Twelve fucking seconds—or less. He knew what Mercy could do.

The Nova and the ’Cuda were on the line, clouds of smoke lingering over the tires the drivers had heated up during their burnouts, the engines rumbling, chassis shaking with barely suppressed energy. There were no lights at the Doubles. Cars staged on a white stripe painted across the asphalt. They launched at the drop of a flag.

His gaze went from the muscled skinhead piloting the ’Cuda to Skeeter in Mercy, and something tightened in his chest. She was otherworldly beautiful, sitting in the black beast, her skin porcelain in the glare of a hundred headlights, her expression calm, her focus unerring. The ball cap and her sunglasses had been jettisoned in the pre-race preparations, allowing him a rare and wondrous glimpse of what she really looked like—and she looked like an angel, her face framed by platinum blond bangs chopped into half a dozen different lengths, the rest of her hair bluntly cut in longer and longer layers until it all went up into the ponytail that hung over her shoulder. But it was her face that did him in, every time. He lusted after her body, but he was a fool for that face, the innocence and the violence of it never failing to turn him inside out.

And she was ready to rumble, one hand on the wheel, the other on Mercy’s shifter.

Trust, he thought, taking another swallow of Scotch.

Trust her not to annihilate herself.

The flag dropped. His heart stopped. Time slowed.

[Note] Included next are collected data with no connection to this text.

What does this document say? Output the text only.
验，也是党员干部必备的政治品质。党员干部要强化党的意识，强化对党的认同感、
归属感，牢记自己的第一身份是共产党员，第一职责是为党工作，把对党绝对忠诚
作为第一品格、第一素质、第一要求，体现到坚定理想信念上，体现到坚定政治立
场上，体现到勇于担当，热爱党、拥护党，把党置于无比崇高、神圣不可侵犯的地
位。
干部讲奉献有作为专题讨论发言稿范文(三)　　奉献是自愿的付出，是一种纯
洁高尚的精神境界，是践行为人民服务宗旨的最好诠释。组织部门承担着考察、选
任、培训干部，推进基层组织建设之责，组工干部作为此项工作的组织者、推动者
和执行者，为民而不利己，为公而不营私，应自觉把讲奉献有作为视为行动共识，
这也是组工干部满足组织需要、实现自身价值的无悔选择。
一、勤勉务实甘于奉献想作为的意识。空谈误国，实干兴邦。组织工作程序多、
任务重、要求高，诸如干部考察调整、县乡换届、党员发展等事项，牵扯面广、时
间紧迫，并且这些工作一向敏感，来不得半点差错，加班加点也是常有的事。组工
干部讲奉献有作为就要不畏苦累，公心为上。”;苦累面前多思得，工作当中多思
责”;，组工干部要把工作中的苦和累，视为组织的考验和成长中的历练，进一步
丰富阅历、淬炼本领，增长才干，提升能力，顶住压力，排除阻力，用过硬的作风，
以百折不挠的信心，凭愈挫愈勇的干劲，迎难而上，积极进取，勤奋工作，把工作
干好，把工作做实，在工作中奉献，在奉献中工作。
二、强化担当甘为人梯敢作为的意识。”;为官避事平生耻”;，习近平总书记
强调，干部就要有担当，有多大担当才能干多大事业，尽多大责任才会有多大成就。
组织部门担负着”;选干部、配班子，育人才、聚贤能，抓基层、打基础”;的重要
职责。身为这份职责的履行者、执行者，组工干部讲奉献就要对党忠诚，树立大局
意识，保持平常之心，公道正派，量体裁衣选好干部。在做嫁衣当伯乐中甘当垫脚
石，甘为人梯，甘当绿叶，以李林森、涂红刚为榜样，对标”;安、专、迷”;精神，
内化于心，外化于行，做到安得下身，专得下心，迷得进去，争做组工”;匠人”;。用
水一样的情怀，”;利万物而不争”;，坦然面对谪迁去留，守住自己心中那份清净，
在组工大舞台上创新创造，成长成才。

He felt the roll of the throttle in his pulse, felt the power surge of 427 cubic inches of displacement let loose. The ’Cuda’s tires spun for the barest fraction of a second, and the race was lost. Skeeter’s launch was solid, pure. She hit sixty miles per hour in under four seconds, over a hundred miles per hour well before the finish line, fast enough to give the spectators whiplash. She held to her lane like an arrow, so straight, so clean, so motherfreaking quick, like a cat off the line, the Hemi ’Cuda on her ass the whole way.

There was no luck involved.

It was all engineering, mechanics, skill, and nerve, the last of which he seemed to have in damn short supply when it came to watching her race.
Jesus.
The hand he had around the bottle was shaking. He’d rather endure the elevator trick five times a day than see her go up against some unknown street delinquent again, ever.

He needed to find her another hobby—like covert ops.

Okay. That was good. That plan was already in place. Taking her to Washington and parking her in a senator’s driveway was probably as close as he was going to get to keeping her out of trouble.

Great.

He took the last swallow of Scotch and headed back to Roxanne. For once, it seemed he’d made the right decision when it came to little Miss Hell-on-Wheels.